1911 Encyclopædia Britannica/Vavassor
VAVASSOR (Med. Lat. valvassor, vasvassor; Fr. vavassour, vavassor, vasseur, &c.), in its most general sense a mediate vassal, i.e. one holding a fief under a vassal. The word was, however, applied at various times to the most diverse ranks in the feudal hierarchy, being used practically as the synonym of vassal. Thus tenants-in-chief of the crown are described by the Emperor Conrad (Lex Lamgob. lib. iii. tit. 8, § 4) as valvassores majores as distinguished from mediate tenants, valvassores minores. Gradually the term without qualification was found convenient for describing sub-vassals, tenants-in-chief being called capitanei or barones (see Baron); Its implication, however, still varied in different places and times.
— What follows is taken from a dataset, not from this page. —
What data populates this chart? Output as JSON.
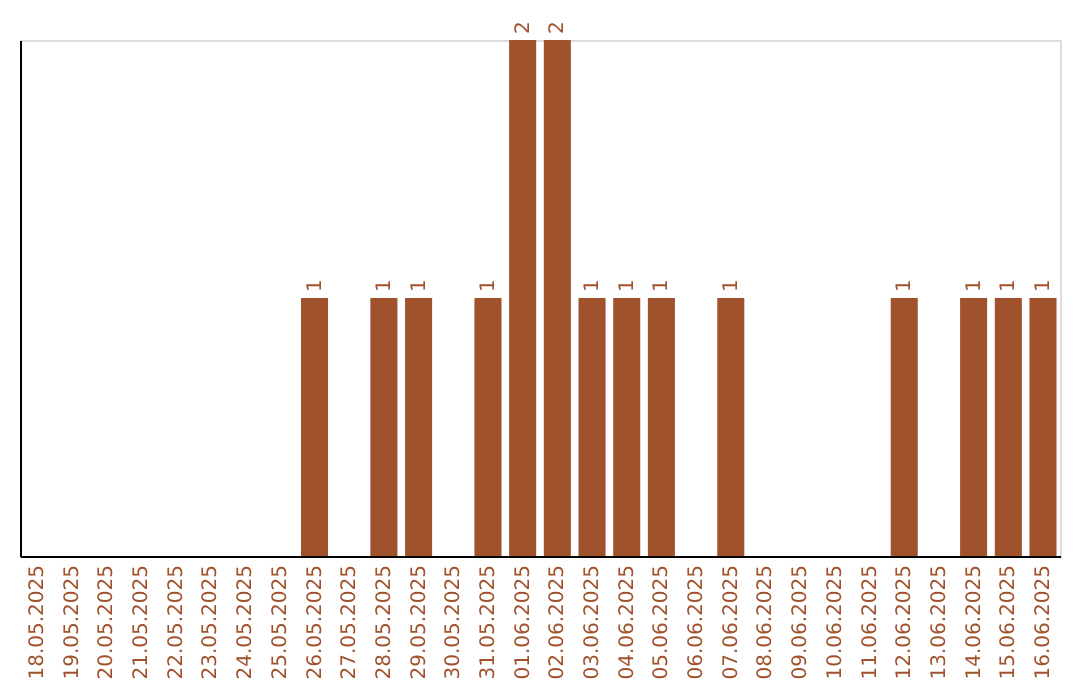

Bracton (lib. i. cap. 8, § 2) ranks the magnates seu valvassores between barons and knights; for him they are “ men of great dignity,” and in this order they arc found in a charter of Henry II. (1166). But in the regestum of Philip Augustus (fol. 158) we find that five vavassors are reckoned as the, equivalent of one knight. Finally, Du Cange quotes two charters, one of 1187, another of 1349, in which vavassors are clearly distinguished from nobles.
The derivation of the word vavassor is very obscure. The fanciful interpretation of Bracton, vas sortitum ad valetudinem (a vessel chosen to honour), may be at once rejected. Others would derive it from varsi ad valvas (at the folding-doors, valvae), i.e. servants of the royal antechamber. Du Cange, with more justice, regards it merely as an obscure variant of vassus. (W. A. P.)